Когда кончился трудовой день, она взяла меня за руку и повела в лес. Обычно мы шли на реку, я, естественно, не противился, но был удивлен. Отойдя совсем недалеко от опушки, Даша молча сняла через голову сарафан, потом лифчик, трусы, скинула тапочки и осталась совсем нагой. Я так же молча последовал ее примеру. Мы легли на мягкую подстилку из старых, совсем не колющихся игл. Когда я наконец освободил ее, мимо нас, потупив ошалелые глаза, прошел мужик. Даша не обратила на него внимания, словно была не живым человеком, а обнаженной с картины Эдуара Мане «Завтрак на траве». Теперь я все понял, то был ее прощальный дар, и в горести последнего объятия она просто не заметила шляющегося по лесу мужика.
И хотя мои слова, сказанные на террасе, не явились для нее новостью, она расплакалась.

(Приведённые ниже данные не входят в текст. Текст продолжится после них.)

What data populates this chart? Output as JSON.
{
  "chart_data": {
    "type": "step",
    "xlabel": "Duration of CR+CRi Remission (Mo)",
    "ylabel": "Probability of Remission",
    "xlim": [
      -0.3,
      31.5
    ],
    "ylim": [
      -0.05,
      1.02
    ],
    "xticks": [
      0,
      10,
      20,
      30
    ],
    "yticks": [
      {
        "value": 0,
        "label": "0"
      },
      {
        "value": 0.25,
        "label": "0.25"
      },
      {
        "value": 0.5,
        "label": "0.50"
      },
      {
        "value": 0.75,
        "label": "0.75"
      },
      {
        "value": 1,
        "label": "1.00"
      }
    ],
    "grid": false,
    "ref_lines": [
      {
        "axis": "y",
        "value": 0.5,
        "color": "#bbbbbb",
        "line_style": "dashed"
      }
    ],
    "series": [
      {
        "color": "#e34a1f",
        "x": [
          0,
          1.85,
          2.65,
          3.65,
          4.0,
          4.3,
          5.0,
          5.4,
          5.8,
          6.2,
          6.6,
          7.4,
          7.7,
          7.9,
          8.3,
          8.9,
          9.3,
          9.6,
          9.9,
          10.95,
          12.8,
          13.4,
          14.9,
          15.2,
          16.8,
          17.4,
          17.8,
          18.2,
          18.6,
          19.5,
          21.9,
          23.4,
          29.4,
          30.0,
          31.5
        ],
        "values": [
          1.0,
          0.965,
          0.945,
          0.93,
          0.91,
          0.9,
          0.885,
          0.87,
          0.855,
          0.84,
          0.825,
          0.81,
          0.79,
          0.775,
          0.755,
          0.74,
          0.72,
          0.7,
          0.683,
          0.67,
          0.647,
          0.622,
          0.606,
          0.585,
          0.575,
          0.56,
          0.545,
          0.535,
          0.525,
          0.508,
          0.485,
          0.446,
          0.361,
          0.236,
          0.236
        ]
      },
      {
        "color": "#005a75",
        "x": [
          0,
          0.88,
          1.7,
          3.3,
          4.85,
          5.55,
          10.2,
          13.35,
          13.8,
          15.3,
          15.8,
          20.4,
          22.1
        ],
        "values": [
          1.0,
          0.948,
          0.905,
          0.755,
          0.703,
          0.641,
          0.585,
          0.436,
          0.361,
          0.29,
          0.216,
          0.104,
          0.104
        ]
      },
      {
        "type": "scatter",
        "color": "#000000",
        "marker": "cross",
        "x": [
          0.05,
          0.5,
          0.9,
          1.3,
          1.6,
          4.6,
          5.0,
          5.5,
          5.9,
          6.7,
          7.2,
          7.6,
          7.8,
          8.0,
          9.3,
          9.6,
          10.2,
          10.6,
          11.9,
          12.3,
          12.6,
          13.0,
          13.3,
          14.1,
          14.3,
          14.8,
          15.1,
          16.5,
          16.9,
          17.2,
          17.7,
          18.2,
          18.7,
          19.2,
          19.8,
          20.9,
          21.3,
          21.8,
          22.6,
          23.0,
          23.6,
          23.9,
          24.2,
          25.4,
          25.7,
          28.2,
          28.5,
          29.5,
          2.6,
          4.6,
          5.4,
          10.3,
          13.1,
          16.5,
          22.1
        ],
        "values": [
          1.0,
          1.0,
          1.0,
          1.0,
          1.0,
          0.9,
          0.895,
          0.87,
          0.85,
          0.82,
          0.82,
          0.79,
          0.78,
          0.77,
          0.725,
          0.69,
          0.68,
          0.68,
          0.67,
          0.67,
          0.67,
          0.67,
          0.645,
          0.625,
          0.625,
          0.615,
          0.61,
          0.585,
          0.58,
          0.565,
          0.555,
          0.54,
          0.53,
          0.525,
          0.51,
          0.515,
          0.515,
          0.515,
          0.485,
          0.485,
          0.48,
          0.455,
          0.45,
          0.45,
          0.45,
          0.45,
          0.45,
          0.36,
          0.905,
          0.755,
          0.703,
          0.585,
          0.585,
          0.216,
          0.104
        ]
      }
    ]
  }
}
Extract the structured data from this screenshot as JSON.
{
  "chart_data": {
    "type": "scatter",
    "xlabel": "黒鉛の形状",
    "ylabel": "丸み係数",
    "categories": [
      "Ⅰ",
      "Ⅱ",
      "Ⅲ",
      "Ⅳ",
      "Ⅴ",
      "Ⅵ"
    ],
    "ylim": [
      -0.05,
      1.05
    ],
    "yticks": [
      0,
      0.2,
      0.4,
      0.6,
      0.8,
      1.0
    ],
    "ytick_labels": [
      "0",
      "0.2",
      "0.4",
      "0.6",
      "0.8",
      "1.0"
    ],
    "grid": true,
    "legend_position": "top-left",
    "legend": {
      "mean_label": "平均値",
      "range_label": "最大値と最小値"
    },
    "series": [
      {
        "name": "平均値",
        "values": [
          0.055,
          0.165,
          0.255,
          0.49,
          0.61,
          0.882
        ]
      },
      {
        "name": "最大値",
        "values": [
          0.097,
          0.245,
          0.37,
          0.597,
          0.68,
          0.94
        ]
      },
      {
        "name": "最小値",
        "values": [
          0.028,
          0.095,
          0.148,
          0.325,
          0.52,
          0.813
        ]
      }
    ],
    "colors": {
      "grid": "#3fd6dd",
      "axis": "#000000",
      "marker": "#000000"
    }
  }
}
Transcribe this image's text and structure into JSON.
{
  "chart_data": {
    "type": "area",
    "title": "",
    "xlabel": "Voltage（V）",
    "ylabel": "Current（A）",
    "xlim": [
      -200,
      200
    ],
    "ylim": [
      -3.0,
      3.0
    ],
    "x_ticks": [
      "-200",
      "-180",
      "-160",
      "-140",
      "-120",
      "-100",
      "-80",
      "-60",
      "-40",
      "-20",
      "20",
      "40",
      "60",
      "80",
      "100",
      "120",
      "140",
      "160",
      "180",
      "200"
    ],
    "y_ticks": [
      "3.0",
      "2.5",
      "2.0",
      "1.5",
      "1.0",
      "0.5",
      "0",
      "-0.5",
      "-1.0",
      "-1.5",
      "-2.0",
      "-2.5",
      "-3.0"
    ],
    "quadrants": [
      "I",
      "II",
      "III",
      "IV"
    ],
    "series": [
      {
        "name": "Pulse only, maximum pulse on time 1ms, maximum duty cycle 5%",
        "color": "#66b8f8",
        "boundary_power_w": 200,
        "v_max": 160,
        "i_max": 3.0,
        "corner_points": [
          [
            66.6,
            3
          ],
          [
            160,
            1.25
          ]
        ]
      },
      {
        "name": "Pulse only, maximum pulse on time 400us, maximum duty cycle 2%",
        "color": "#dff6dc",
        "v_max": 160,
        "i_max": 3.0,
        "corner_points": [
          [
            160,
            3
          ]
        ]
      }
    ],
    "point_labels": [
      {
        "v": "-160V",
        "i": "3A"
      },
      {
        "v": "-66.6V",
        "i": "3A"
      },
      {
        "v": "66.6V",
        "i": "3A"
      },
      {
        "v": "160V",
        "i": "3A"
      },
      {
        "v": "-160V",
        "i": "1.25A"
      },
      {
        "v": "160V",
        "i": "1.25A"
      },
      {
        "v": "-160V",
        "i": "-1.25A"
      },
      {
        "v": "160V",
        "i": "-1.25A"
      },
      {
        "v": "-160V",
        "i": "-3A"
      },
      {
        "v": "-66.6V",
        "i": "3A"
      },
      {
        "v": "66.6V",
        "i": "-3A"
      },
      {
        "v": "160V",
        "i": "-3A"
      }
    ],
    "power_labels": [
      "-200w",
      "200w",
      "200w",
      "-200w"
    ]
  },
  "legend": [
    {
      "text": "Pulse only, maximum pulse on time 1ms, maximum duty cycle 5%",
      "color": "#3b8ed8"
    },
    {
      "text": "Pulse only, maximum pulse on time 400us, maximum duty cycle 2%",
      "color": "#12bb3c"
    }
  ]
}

Что так разозлило Анну Михайловну, которая не спала и все слышала? Потеря рабочей силы, Дашины слезы или то, что она приняла за советский патриотизм? Но что бы там ни было, к этому времени все знали: продолжительность жизни комвзвода на фронте — четыре дня. Ведь она же была женщиной, матерью.
— Что из-за него все плачут? — очень горласто донеслось из горницы. — И Гера Ростовцева плакала. — С чего она взяла? — И эта дурища плачет. Подумаешь, какое сокровище!..
— Мама! — сказала Даша, сразу перестав плакать.
— Ты мне не указывай! Я знаю, что говорю. Его пустили в дом, а он приволок этого мерзкого мальчишку.
— Вы сами его пригласили, — вставил я.
— Надо же дойти до такой наглости! В семейный дом привезти этого подонка, этого скомороха!
— Постеснялись бы!.. Вы же мать. Ему, может, жить-то осталось..
— А мне что? — взвизгнула она. — Хороших людей убивают…
— Заткнитесь! — гаркнул я.
— Вы с кем говорите? Кто вы такой? Вы сами-то недалеко от него ушли… А ты дура, дура, дура!.. — Это относилось к дочери.
На какое-то мгновение мне показалось, что я брежу. Я обращался к стене и ответ получал от стены. Сейчас я опомнюсь, и все будет по-прежнему. Увы, нет, стена говорила голосом Анны Михайловны, и мерзкие слова ее стали такой же реальностью жизни, как дом, терраса, ночь и все мы, загнанные в этот отсек ночи. Дашу я теперь видел лишь в отблеске зарниц, которые принимал вначале за световые сигналы московской бомбежки. У нее было бессмысленное, отключенное от происходящего лицо. Рухнуло здание, которое она с таким трудом возводила. Если б Анна Михайловна оскорбляла только меня, я сумел бы переломить себя ради Даши, но Оська был моей болью.